DevOps: Interview mit Mark Warren, Perforce

Kein Raum für Fehler in der Software-Entwicklung

Interview mit Mark Warren, European Marketing Director bei Perforce Software, über die Vorteile des DevOps-Konzepts gegenüber der traditionellen Software-Entwicklung

Mark Warren, Perforce Software

Mark Warren, European Marketing Director bei Perforce Software

IT-DIRECTOR: Herr Warren, bitte geben Sie uns eine kurze Definition von DevOps. Welche Vorgehensweisen liegen diesem Software-Entwicklungsmodell zugrunde?
M. Warren:
Auch wenn die Bezeichnung nicht besonders originell erscheint, spiegelt sie doch recht gut wider, was bei „DevOps“ geschieht: die Entwicklungsmethode verbindet Entwicklerteams („Dev“) und die Administratoren der Produktivsysteme (hin und wieder als „Ops“ bezeichnet) miteinander. In der Vergangenheit waren diese beiden Disziplinen strikt voneinander getrennt. Entwickler entwerfen ihre Software auf Basis der Marktanforderungen, erstellen und testen den Code. Wenn sie schließlich der Meinung sind, dass die Ergebnisse der Tests von zufriedenstellender Qualität zeugen, geben sie die Anwendungen an die Operationsteams weiter, die diese dann auf ihren Produktivservern installieren. Sie überwachen diese dann und stellen sicher, dass der entsprechende Service den Anwendern zur Verfügung steht.

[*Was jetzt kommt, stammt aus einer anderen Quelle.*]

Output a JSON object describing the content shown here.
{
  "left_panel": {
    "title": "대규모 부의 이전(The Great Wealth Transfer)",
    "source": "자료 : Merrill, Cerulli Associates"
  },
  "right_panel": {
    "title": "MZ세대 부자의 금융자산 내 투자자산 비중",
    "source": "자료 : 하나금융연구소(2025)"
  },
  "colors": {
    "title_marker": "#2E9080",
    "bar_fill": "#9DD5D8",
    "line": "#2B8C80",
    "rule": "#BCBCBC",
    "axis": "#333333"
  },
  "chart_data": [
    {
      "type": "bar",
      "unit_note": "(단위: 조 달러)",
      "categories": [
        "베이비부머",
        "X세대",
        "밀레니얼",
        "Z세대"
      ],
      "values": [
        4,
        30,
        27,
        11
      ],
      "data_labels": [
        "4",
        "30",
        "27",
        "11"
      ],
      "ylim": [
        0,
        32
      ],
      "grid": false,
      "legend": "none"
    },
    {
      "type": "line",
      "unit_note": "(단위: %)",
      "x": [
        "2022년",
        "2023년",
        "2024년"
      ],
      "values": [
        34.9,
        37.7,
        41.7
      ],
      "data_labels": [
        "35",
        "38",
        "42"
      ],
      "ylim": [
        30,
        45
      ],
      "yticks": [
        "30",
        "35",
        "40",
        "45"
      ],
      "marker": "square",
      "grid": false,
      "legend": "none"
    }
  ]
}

Auf den ersten Blick mag dieses Vorgehen plausibel scheinen, doch in der Realität ergibt sich daraus ein hohes Fehlerpotential. Dies kann sich nicht nur schädlich auf den Unternehmensruf auswirken, sondern auch finanzielle Konsequenzen nach sich ziehen, etwa wenn die Applikationen nicht mehr durchgängig verfügbar sind. Bei der zuvor beschriebenen traditionellen Vorgehensweise erfahren die Entwickler beispielsweise nur in geringem Maße, welche Probleme sich bei der Installation einer Applikation auf einer großen Anzahl von Servern oder bei der Integration mit anderen Anwendungen oder Systemtools ergeben.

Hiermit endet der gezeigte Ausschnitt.